A Phenomenology of the Image: On 127 Hours


So I just watched this film, 127 Hours, and what struck me most about it is it’s not really about this trapped dude hacking off his arm. It’s about the act of recording — what it means, how it performs.

First of all, am I the only one who found it odd that the recorded plays such a pivotal role? Sure, he records everything — which is strange enough — but he hallucinates in recorded images — tv shows, ads, his own home movies. We even see him through the eyes of a surveillance camera at his job. But while hitting us over the head with the ubiquity of the recorded image, Boyle does not hit us over the head with a didactic argument. On the contrary, we get a kind of phenomenology of the image, a splaying of the different ways the image goes.

“…living in the document rather than the real thing.”

Image as more. Aron (James Franco) is always snapping away. He has a video camera attached to his mountain bike. When he falls hard off his bike, before getting up, he snaps a picture. One could no doubt read this as a watering down of the purity of his event, living in the document rather than the real thing. But another way of seeing it, the way it seems to function in the film for Aron, is as an doubling of his adventure: he climbs and has images of climbing. It’s more adventure!

Image as amplification. In ceaselessly recording himself, Aron becomes the hero in his own drama, in his own life. Not only is he kicking ass in Canyonlands, he’s kicking ass on a virtual big screen (see “image as social” and “image as temporal fold”). In the present, he’s projecting himself onto the screen, across the interwebs, into your homes. And hence he’s not alone — he’s part of the epic drama of civilization — and he’s living into the future.

Image as social. Presumably, Aron is a bit of a loner. This is the dominant narrative arc: he has been selfish and alone and needs to be folded back into the social body. So, at the end, he’s married, has a kid, is with his friends and family — and always leaves a note as to where he’s gone. But then why is he always recording himself? Yes, amplification. But it’s also that the image functions as new mode of the social — hence his memories and dreams are tv shows and ads.

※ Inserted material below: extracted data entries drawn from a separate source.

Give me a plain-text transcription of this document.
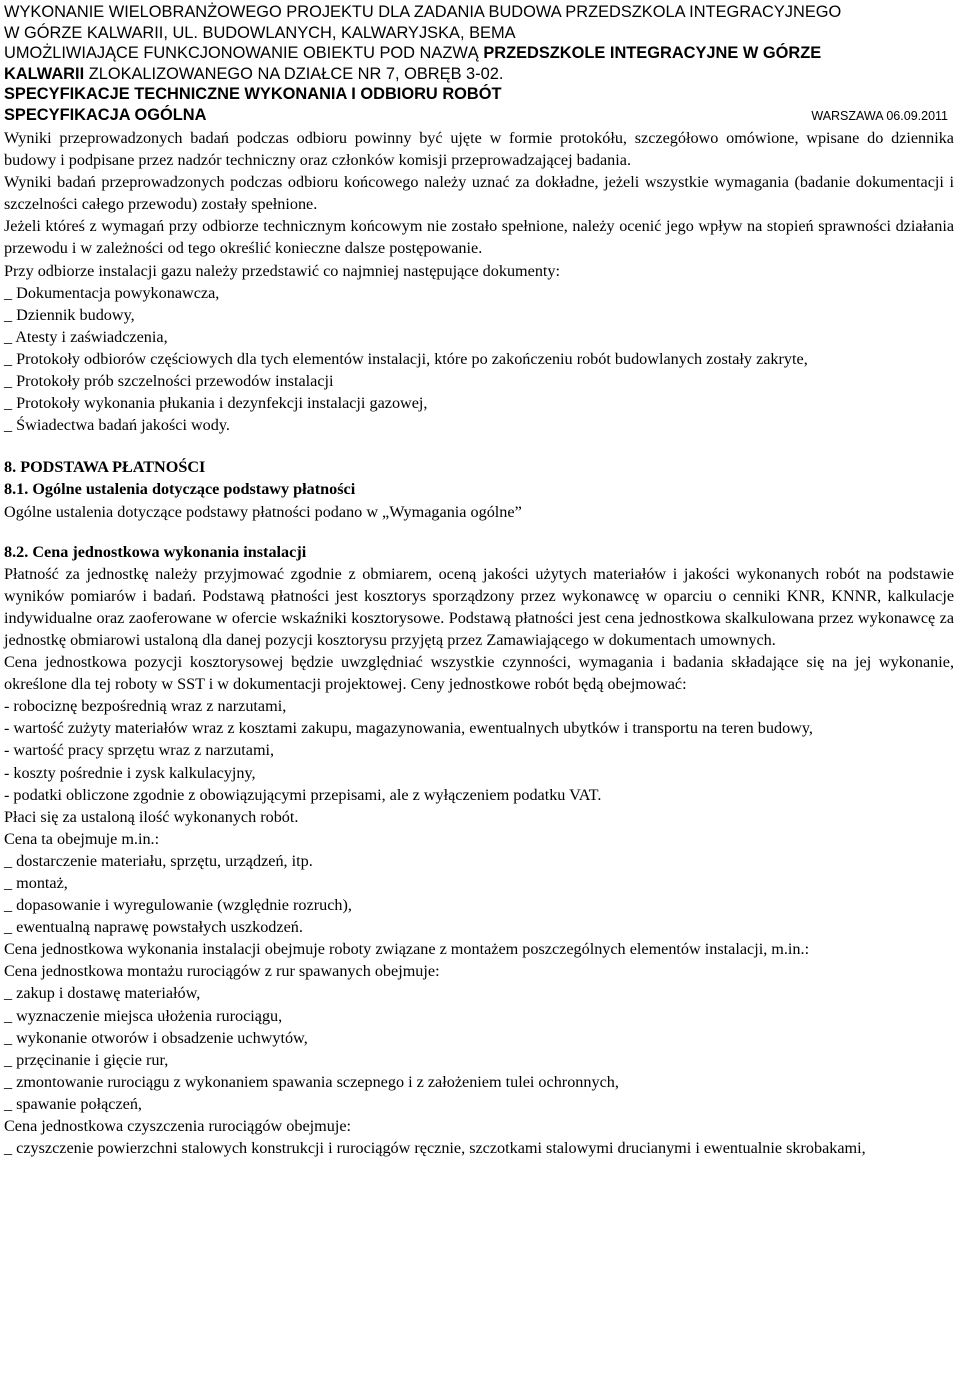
WYKONANIE WIELOBRANŻOWEGO PROJEKTU DLA ZADANIA BUDOWA PRZEDSZKOLA INTEGRACYJNEGO

W GÓRZE KALWARII, UL. BUDOWLANYCH, KALWARYJSKA, BEMA

UMOŻLIWIAJĄCE FUNKCJONOWANIE OBIEKTU POD NAZWĄ PRZEDSZKOLE INTEGRACYJNE W GÓRZE

KALWARII ZLOKALIZOWANEGO NA DZIAŁCE NR 7, OBRĘB 3-02.

SPECYFIKACJE TECHNICZNE WYKONANIA I ODBIORU ROBÓT

SPECYFIKACJA OGÓLNA	WARSZAWA 06.09.2011

Wyniki przeprowadzonych badań podczas odbioru powinny być ujęte w formie protokółu, szczegółowo omówione, wpisane do dziennika budowy i podpisane przez nadzór techniczny oraz członków komisji przeprowadzającej badania.

Wyniki badań przeprowadzonych podczas odbioru końcowego należy uznać za dokładne, jeżeli wszystkie wymagania (badanie dokumentacji i szczelności całego przewodu) zostały spełnione.

Jeżeli któreś z wymagań przy odbiorze technicznym końcowym nie zostało spełnione, należy ocenić jego wpływ na stopień sprawności działania przewodu i w zależności od tego określić konieczne dalsze postępowanie.

Przy odbiorze instalacji gazu należy przedstawić co najmniej następujące dokumenty:

_ Dokumentacja powykonawcza,

_ Dziennik budowy,

_ Atesty i zaświadczenia,

_ Protokoły odbiorów częściowych dla tych elementów instalacji, które po zakończeniu robót budowlanych zostały zakryte,

_ Protokoły prób szczelności przewodów instalacji

_ Protokoły wykonania płukania i dezynfekcji instalacji gazowej,

_ Świadectwa badań jakości wody.

8. PODSTAWA PŁATNOŚCI

8.1. Ogólne ustalenia dotyczące podstawy płatności

Ogólne ustalenia dotyczące podstawy płatności podano w „Wymagania ogólne”

8.2. Cena jednostkowa wykonania instalacji

Płatność za jednostkę należy przyjmować zgodnie z obmiarem, oceną jakości użytych materiałów i jakości wykonanych robót na podstawie wyników pomiarów i badań. Podstawą płatności jest kosztorys sporządzony przez wykonawcę w oparciu o cenniki KNR, KNNR, kalkulacje indywidualne oraz zaoferowane w ofercie wskaźniki kosztorysowe. Podstawą płatności jest cena jednostkowa skalkulowana przez wykonawcę za jednostkę obmiarowi ustaloną dla danej pozycji kosztorysu przyjętą przez Zamawiającego w dokumentach umownych.

Cena jednostkowa pozycji kosztorysowej będzie uwzględniać wszystkie czynności, wymagania i badania składające się na jej wykonanie, określone dla tej roboty w SST i w dokumentacji projektowej. Ceny jednostkowe robót będą obejmować:

- robociznę bezpośrednią wraz z narzutami,

- wartość zużyty materiałów wraz z kosztami zakupu, magazynowania, ewentualnych ubytków i transportu na teren budowy,

- wartość pracy sprzętu wraz z narzutami,

- koszty pośrednie i zysk kalkulacyjny,

- podatki obliczone zgodnie z obowiązującymi przepisami, ale z wyłączeniem podatku VAT.

Płaci się za ustaloną ilość wykonanych robót.

Cena ta obejmuje m.in.:

_ dostarczenie materiału, sprzętu, urządzeń, itp.

_ montaż,

_ dopasowanie i wyregulowanie (względnie rozruch),

_ ewentualną naprawę powstałych uszkodzeń.

Cena jednostkowa wykonania instalacji obejmuje roboty związane z montażem poszczególnych elementów instalacji, m.in.:

Cena jednostkowa montażu rurociągów z rur spawanych obejmuje:

_ zakup i dostawę materiałów,

_ wyznaczenie miejsca ułożenia rurociągu,

_ wykonanie otworów i obsadzenie uchwytów,

_ przęcinanie i gięcie rur,

_ zmontowanie rurociągu z wykonaniem spawania sczepnego i z założeniem tulei ochronnych,

_ spawanie połączeń,

Cena jednostkowa czyszczenia rurociągów obejmuje:

_ czyszczenie powierzchni stalowych konstrukcji i rurociągów ręcznie, szczotkami stalowymi drucianymi i ewentualnie skrobakami,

Perhaps this is obvious to you but it wasn’t to me: the circulation of images through our homes — our tvs and interwebs — is the social. We say things like Facebook are social media but tv was already social media. Unplug the tv, disconnect from the network, and suddenly you are in fact cut off from the social body. Aron does not do this. He lives in this new layer of the social — this infinite circulation of the recorded image.

The very act of recording is, for Aron, a social event. His image joins the flow, the great circulation of images,the society of the spectacle. And the camera becomes an agent, an interlocutor of a sort.

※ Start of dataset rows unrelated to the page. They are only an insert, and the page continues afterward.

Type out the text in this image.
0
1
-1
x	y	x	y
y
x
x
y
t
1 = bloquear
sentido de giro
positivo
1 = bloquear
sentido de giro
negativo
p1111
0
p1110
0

Image as temporal fold. The movie is not about surprise. We know, before going in, what’s going to happen. In this sense, it’s a classical tragedy: we know the ending but want to live through the life nonetheless. The tragic structure of the film is an odd temporal fold to begin with. But then Boyle starts snapping away at Aron snapping away and we get this strange effect: the documenting of an event that hasn’t yet happened: a now that becomes a record of an already happened.

Image as record. This is, of course, the most obvious aspect of the image: it is a record of what happened. It is a way of knowing. How do we know these things about Aron’s adventure? There it is, on film. But just because we take this mode of the image most for granted doesn’t mean it isn’t fucking weird. Knowing comes from watching a movie — Aron’s movie, yes, but Boyle’s movie, too. Film, then, is not about knowledge; itis knowledge.

There are no doubt more things to say, more ways the image goes in this film. But I find myself wondering: What if there were no recording? Take the camera out of Aron’s life. What would the event be like then?